Author: Andrei Danila
This repository contains the code for the experiments in the paper "Convolution Revolution: Wiener Filters for Embedded Text Comparison". The two main experiments are Wiener Loss (found in wiener_transformer/
) and Wiener Attention (found in wiener_attention/
). You can run the experiments as defined below in order to reproduce the results. To access detailed documentation of the code, please visit my GitHub Pages.
The Wiener Loss is a modification of the training loop of the transformer model. In addition to the KL divergence loss, it adds a Wiener loss term to the loss function. This loss term is calculated using the Wiener filter, which is a measure of the difference between the predicted and true outputs.
The Wiener Attention is a modification of the Transformer architecture that incorporates a Wiener filter into the self-attention mechanism. The Wiener filter is applied to the attention scores to reduce the impact of irrelevant features and enhance the representation of relevant features.
The Wiener Loss experiments were run on DGX 8x A100 GPUs. The Wiener Attention experiments were run on a single A10/A100 GPU.
Please see the report in the /deliverables
folder for more details on the experiments and results.

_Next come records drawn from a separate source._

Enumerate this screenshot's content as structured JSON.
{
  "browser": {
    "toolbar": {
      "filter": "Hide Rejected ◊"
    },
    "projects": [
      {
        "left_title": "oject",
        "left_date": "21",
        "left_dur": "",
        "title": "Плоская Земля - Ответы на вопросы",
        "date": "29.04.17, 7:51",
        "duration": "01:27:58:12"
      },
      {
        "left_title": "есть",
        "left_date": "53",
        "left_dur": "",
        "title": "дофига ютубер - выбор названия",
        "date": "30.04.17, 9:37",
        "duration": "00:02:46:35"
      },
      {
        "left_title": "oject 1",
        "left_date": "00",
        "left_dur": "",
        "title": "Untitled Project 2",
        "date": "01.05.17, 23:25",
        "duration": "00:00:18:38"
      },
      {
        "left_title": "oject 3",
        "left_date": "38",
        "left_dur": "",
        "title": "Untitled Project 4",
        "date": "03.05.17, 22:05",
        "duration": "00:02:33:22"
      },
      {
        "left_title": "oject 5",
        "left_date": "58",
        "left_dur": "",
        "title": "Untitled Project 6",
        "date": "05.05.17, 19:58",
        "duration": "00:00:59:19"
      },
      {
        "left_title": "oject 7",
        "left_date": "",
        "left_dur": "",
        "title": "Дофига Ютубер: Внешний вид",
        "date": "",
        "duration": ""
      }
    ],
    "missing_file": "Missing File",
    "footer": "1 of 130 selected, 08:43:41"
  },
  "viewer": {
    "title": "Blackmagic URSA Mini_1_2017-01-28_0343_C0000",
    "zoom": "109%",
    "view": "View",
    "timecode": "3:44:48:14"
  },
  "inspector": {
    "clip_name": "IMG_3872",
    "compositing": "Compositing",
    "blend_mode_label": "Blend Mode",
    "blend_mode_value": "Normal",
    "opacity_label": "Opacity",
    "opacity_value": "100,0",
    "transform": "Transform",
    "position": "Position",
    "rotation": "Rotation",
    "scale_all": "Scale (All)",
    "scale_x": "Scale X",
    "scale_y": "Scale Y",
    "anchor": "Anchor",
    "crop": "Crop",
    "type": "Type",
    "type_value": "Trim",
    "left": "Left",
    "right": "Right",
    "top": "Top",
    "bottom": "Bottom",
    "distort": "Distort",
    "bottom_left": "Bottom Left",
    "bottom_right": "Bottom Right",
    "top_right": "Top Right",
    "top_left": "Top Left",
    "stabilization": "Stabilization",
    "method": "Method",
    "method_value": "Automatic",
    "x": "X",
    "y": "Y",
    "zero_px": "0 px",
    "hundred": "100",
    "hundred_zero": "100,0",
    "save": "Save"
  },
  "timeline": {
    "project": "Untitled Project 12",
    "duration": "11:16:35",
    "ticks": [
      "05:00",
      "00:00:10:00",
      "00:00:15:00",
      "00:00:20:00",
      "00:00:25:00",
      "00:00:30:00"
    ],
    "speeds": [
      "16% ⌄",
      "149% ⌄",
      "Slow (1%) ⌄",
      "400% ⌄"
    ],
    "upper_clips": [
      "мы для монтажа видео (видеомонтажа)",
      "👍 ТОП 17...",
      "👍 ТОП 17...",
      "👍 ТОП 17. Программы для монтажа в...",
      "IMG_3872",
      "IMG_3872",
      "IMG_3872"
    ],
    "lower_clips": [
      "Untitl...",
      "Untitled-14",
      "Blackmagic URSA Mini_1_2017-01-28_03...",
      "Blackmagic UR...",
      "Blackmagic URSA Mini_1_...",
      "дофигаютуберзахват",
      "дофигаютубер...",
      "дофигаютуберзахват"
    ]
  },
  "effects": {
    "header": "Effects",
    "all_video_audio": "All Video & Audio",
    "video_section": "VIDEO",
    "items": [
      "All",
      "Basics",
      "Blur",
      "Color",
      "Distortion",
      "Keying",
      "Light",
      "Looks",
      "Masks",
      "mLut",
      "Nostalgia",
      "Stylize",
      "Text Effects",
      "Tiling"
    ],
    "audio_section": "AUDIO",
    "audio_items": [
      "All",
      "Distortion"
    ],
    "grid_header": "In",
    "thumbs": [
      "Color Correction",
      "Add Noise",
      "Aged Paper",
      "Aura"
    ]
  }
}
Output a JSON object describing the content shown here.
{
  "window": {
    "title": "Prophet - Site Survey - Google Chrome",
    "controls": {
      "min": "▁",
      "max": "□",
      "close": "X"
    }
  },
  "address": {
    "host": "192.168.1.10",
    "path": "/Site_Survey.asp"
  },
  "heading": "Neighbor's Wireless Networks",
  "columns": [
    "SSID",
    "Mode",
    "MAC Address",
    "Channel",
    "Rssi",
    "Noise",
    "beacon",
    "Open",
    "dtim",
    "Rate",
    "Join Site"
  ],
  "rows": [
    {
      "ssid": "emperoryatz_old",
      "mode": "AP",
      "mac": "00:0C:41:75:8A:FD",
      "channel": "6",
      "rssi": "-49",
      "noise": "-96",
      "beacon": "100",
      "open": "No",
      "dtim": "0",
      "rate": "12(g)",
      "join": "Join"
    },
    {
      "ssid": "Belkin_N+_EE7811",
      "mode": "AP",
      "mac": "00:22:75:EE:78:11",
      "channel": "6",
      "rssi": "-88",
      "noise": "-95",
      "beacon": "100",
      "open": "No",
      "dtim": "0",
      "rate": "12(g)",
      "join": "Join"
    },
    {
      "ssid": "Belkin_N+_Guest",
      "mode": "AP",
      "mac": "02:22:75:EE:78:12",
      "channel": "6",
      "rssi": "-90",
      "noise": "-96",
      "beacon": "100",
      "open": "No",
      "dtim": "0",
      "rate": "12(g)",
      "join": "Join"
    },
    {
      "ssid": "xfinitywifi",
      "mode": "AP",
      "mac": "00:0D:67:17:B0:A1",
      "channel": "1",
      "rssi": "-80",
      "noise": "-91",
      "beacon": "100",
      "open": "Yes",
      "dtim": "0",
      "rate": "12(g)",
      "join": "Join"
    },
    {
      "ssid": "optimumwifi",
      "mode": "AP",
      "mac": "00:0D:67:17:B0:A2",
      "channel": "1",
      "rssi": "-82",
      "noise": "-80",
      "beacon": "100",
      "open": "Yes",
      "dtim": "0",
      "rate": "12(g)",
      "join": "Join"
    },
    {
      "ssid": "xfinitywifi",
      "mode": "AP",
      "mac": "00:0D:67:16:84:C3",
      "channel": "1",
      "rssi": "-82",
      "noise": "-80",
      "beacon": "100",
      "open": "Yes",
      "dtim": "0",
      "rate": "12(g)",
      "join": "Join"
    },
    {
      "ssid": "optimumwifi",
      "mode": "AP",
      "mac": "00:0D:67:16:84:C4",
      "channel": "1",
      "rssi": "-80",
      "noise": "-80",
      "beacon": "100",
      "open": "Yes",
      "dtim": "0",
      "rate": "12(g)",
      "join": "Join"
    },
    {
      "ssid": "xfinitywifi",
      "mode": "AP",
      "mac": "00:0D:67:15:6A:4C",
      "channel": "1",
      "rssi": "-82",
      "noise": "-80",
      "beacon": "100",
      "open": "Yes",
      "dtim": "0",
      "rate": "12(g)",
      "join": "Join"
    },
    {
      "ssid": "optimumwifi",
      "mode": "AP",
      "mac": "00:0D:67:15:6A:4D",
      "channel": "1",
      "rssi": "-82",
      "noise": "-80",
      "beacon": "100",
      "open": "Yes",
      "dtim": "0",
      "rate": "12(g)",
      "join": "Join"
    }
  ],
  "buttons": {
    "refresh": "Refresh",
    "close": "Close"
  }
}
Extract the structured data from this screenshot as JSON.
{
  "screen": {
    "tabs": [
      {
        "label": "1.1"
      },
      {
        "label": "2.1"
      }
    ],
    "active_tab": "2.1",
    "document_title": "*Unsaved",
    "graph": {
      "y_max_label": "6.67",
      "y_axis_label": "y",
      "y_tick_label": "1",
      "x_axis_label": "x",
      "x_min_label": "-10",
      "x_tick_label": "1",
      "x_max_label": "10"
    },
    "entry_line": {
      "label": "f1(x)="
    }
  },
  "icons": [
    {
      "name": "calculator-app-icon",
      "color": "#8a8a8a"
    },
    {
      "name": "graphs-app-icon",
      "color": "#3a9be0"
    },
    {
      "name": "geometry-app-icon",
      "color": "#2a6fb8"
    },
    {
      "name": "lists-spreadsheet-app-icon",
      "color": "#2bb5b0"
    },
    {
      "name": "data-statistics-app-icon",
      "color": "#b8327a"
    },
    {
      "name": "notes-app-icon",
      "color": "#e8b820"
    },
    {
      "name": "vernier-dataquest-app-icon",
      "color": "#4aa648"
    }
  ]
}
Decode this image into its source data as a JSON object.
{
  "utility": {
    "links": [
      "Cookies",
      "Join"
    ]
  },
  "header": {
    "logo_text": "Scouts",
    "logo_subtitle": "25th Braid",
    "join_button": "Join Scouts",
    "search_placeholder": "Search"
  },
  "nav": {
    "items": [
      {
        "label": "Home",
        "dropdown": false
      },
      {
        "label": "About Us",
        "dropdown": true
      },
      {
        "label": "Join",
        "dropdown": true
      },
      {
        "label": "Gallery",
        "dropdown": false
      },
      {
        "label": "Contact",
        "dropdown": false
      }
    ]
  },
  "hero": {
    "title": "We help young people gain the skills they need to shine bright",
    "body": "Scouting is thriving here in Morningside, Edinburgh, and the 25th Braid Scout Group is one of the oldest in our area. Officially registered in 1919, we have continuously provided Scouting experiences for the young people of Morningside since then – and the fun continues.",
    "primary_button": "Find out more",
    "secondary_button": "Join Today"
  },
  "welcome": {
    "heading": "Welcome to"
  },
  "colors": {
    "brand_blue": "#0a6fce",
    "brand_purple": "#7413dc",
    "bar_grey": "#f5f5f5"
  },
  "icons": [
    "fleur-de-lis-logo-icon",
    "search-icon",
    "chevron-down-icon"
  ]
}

Create a new conda environment using the environment.yml file:
conda env create -f environment.yml
conda activate wiener_transformer
After setting up the conda environment, install the package in editable mode:
pip install -e .
Set up Accelerate for distributed training:
accelerate config
Follow the prompts to configure your environment. None of the experiments used non-default settings (such as mixed precision or DeepSpeed). Please see the default_config.yaml
file for an example setup.
All experiments are run using a 'config.yaml' file. Below is an example of what the config file should look like for a Wiener Loss experiment:
batch_size: 32
distributed: True
num_epochs: 3
accum_iter: 2
base_lr: 1.0
max_padding: 200
warmup: 3000
file_prefix: "twostage_short_5050_learned_frozen"
N: 6
d_model: 512
wiener_loss: True
embedding_type: "learned_frozen"
base_dir: "."
automatic_weighted_loss: True
espilon: 1.0E-5
gamma: 0.1
and for a Wiener Attention experiment:
wiener_attention: True
eps: 1.0E-5
gamma: 0.1
epochs: 10
learning_rate: 0.001
batch_size: 32
max_len: 32
dir: "wiener1"
accelerated
accelerate launch wiener_transformer/utils/train.py experiements/wiener_loss/<experiment_name>/config.yaml
non-accelerated
python wiener_transformer/utils/train.py experiements/wiener_loss/<experiment_name>/config.yaml
python wiener_attention/train.py experiements/wiener_attention/<experiment_name>/config.yaml
The Wiener Loss implementation is spread across several files in the wiener_transformer
directory:
-
transformer.py
: Contains the implementation of the Transformer model, including classes for the EncoderDecoder, Generator, Encoder, Decoder, and various layers used in the Transformer architecture. -
utils/embeddings.py
: Contains functions for creating and loading word embeddings. For theglove
andword2vec
embeddings, you can find the pre-trained embeddings for this project (ford_model == 512
) in theembeddings
folder. -
utils/train.py
: Implements the main training loop and related utilities for training the Transformer model. -
utils/wienerloss.py
: Implements the WienerLoss class, a custom loss function used in the Wiener Transformer experiments. -
utils/vocab.py
: Handles loading and processing of the dataset, as well as tokenization. -
utils/helpers.py
: Contains various helper functions and classes used throughout the project, including the Batch class and run_epoch function. -
utils/data_loader.py
: Implements data loading and processing functionalities, including the creation of dataloaders.
These files collectively implement the Wiener Transformer model, including the core Transformer architecture, custom loss functions, training utilities, embedding handling, and data processing. The project is structured for modularity and ease of use.
The Wiener Attention implementation is spread across several files in the wiener_attention
directory:
-
attention_mechanism.py
: Contains the implementation of the WienerSelfAttention class, which is a custom attention mechanism that incorporates the Wiener filter. -
wiener_metric.py
: Implements the WienerSimilarityMetric class, which calculates the Wiener filter and applies it to the attention mechanism. -
model.py
: Contains the function to create a BERT model with the custom Wiener Attention mechanism. -
train.py
: Implements the main training loop and related utilities for training the Wiener Attention model. -
helpers.py
: Contains various helper functions used throughout the project.
These files collectively implement the Wiener Attention model, including the custom attention mechanism, Wiener filter calculations, model creation, and training utilities. The project structure allows for easy integration of the Wiener Attention mechanism into existing transformer architectures.
The implementation uses PyTorch and is designed to work with the Hugging Face Transformers library, specifically modifying the BERT model to use the custom Wiener Attention mechanism.